Les équipes MSF ont ainsi renforcé le service de soins post-partum de l’hôpital émirati, dans lequel elles travaillent, en ajoutant douze lits aux huit déjà disponibles. La première semaine suivant cet agrandissement de la maternité, elles ont reçu plus de 170 patientes.
D’autre part, face au nombre de patientes et au manque de moyens, les équipes de l’hôpital émirati ne peuvent prendre en charge que les situations les plus urgentes. Une situation jugée alarmante par les équipes MSF qui travaillent dans l’hôpital, directement causée par les bombardements continus, les restrictions sur l'aide humanitaire et les attaques contre les établissements de santé.
Maha (nom modifié) s'est rendue à l'hôpital alors que son travail venait de commencer, mais n’a pas été admise, car toutes les salles d'accouchement étaient pleines. Découragée, elle est retournée dans le camp de déplacé·e·s, où elle vit sous une tente. Malheureusement, elle n'a pas pu retourner à l'hôpital et elle a été obligée d’accoucher d’un enfant mort-né dans des toilettes publiques.
« L’hôpital émirati prend en charge trois fois plus d’accouchements qu’avant la guerre, explique Pascale Coissard, coordinatrice d'urgence pour MSF à Gaza. La situation à Rafah est devenue terrifiante. Tous les endroits sont surpeuplés, avec des gens vivant dans des tentes, des écoles et des hôpitaux. » La population de la ville est passée d'environ 300 000 habitant·e·s à un million et demi en l’espace de quelques mois.
Ces conditions de vie et l’absence d’accès aux soins de santé ont des conséquences dramatiques sur la santé des femmes enceintes. Plus d’un tiers des patientes sollicitant des soins prénatals à l’hôpital émirati présentaient une anémie, une affection souvent associée à une carence en fer, une préoccupation majeure pour les femmes enceintes. De plus, près de la moitié de ces femmes souffraient d’infections génito-urinaires.

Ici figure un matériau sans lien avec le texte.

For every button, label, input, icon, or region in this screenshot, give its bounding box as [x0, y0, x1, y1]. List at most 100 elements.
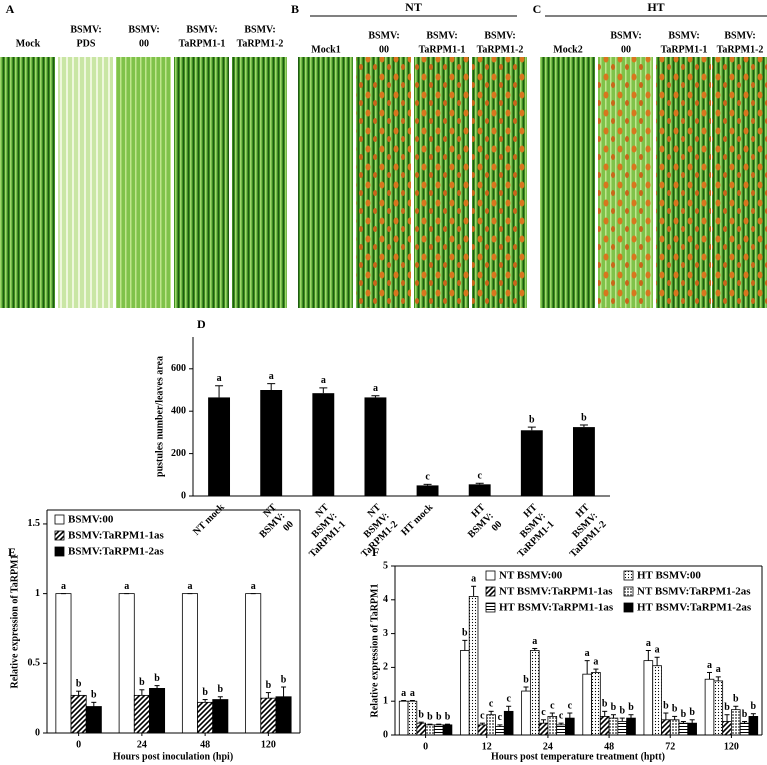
photo-label: BSMV:	[368, 30, 399, 41]
bar	[416, 722, 426, 736]
photo-label: BSMV:	[426, 30, 457, 41]
panel-label: C	[533, 2, 542, 16]
bar	[599, 716, 610, 736]
y-axis-title: pustules number/leaves area	[154, 356, 165, 477]
y-tick-label: 0	[35, 727, 40, 738]
significance-letter: c	[425, 472, 430, 483]
bar	[722, 721, 732, 736]
bar	[442, 724, 453, 736]
x-axis-title: Hours post inoculation (hpi)	[113, 751, 233, 762]
bar	[260, 697, 277, 734]
bar	[687, 722, 697, 736]
y-tick-label: 1	[383, 695, 388, 706]
leaf-photo	[116, 57, 171, 308]
bar	[433, 724, 444, 736]
significance-letter: c	[568, 700, 573, 711]
significance-letter: b	[436, 711, 442, 722]
leaf-photo	[58, 57, 113, 308]
significance-letter: a	[585, 648, 590, 659]
y-tick-label: 0	[383, 729, 388, 740]
significance-letter: b	[733, 694, 739, 705]
x-tick-label: 72	[665, 741, 675, 752]
bar	[364, 397, 387, 496]
y-tick-label: 0.5	[28, 658, 41, 669]
rust-pustules	[472, 57, 527, 308]
bar	[661, 719, 671, 736]
significance-letter: a	[655, 645, 660, 656]
legend-swatch	[54, 514, 65, 525]
significance-letter: b	[681, 709, 687, 720]
y-tick-label: 200	[171, 448, 186, 459]
x-tick-label-line: HT mock	[399, 502, 435, 538]
significance-letter: b	[418, 709, 424, 720]
bar	[731, 709, 741, 736]
photo-label: TaRPM1-2	[477, 44, 524, 55]
x-tick-label: NT mock	[191, 502, 227, 538]
bar	[398, 700, 409, 736]
significance-letter: c	[498, 712, 503, 723]
significance-letter: b	[218, 684, 224, 695]
significance-letter: c	[480, 710, 485, 721]
significance-letter: a	[61, 581, 66, 592]
bar	[608, 717, 619, 736]
photo-label: BSMV:	[70, 24, 101, 35]
legend-label: BSMV:TaRPM1-1as	[68, 530, 164, 542]
bar	[425, 724, 435, 736]
photo-label: Mock1	[311, 44, 340, 55]
rust-pustules	[356, 57, 411, 308]
rust-pustules	[414, 57, 469, 308]
photo-label: BSMV:	[610, 30, 641, 41]
y-tick-label: 4	[383, 594, 388, 605]
y-tick-label: 1.5	[28, 518, 41, 529]
bar	[477, 724, 488, 736]
x-tick-label: 0	[76, 739, 81, 750]
significance-letter: b	[581, 412, 587, 423]
x-tick-label-line: NT mock	[191, 502, 227, 538]
significance-letter: a	[707, 660, 712, 671]
bar	[260, 390, 283, 496]
legend-label: HT BSMV:TaRPM1-2as	[637, 602, 752, 614]
legend-swatch	[623, 570, 634, 581]
legend-label: NT BSMV:TaRPM1-2as	[637, 586, 751, 598]
significance-letter: a	[646, 638, 651, 649]
panel-label: F	[372, 545, 379, 559]
rust-pustules	[598, 57, 653, 308]
significance-letter: b	[689, 707, 695, 718]
x-tick-label: HT mock	[399, 502, 435, 538]
x-tick-label: 24	[543, 741, 553, 752]
significance-letter: a	[373, 383, 378, 394]
group-label: HT	[647, 0, 664, 14]
significance-letter: b	[462, 628, 468, 639]
panel-label: B	[291, 2, 299, 16]
bar	[617, 721, 628, 736]
panel-label: D	[197, 317, 206, 331]
significance-letter: a	[716, 664, 721, 675]
significance-letter: a	[217, 373, 222, 384]
rust-pustules	[712, 57, 767, 308]
bar	[149, 688, 166, 734]
legend-swatch	[623, 602, 634, 613]
significance-letter: a	[321, 375, 326, 386]
significance-letter: b	[445, 711, 451, 722]
legend-label: NT BSMV:TaRPM1-1as	[499, 586, 613, 598]
significance-letter: c	[477, 471, 482, 482]
leaf-photo	[232, 57, 287, 308]
significance-letter: b	[427, 711, 433, 722]
significance-letter: a	[187, 581, 192, 592]
bar	[520, 430, 543, 496]
leaf-photo	[174, 57, 229, 308]
significance-letter: b	[523, 674, 529, 685]
bar	[503, 710, 514, 736]
legend-swatch	[54, 546, 65, 557]
bar	[626, 717, 636, 736]
y-tick-label: 0	[181, 490, 186, 501]
x-tick-label: 120	[261, 739, 276, 750]
bar	[748, 716, 759, 736]
significance-letter: b	[266, 680, 272, 691]
bar	[212, 699, 229, 734]
legend-swatch	[485, 586, 496, 597]
legend-label: BSMV:TaRPM1-2as	[68, 546, 164, 558]
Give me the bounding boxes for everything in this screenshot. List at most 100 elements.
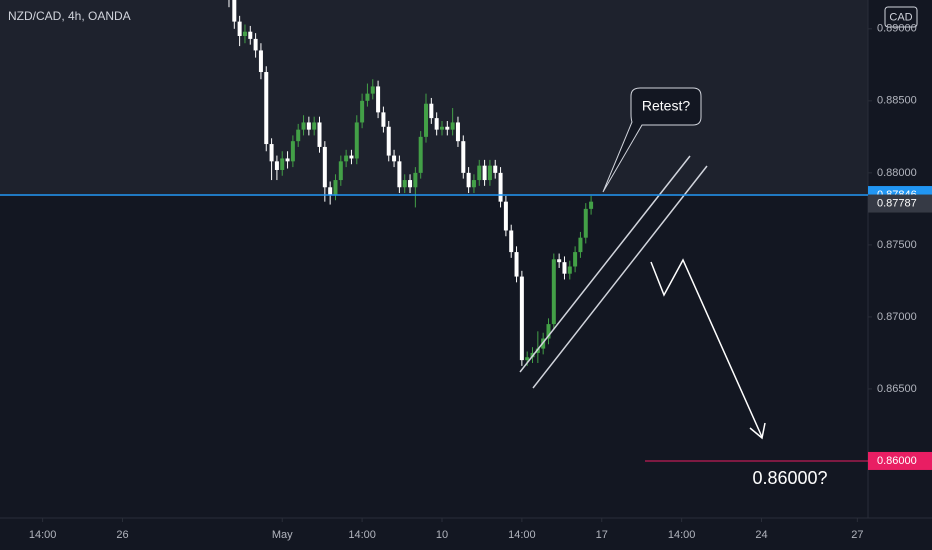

Les équipes MSF offrent également des soins à la clinique Al-Shaboura, où les femmes enceintes peuvent recevoir des soins prénatals, un dépistage de la malnutrition et une alimentation thérapeutique. Au cours de la première semaine de janvier, les gynécologues et obstétriciens MSF ont reçu plus de 200 patientes. Cependant, sans une aide humanitaire adéquate et sans la mise en place d’un cessez-le-feu immédiat et inconditionnel, ces soins ne parviendront pas à répondre aux besoins des dizaines de milliers de femmes enceintes qui vivent actuellement dans la bande de Gaza.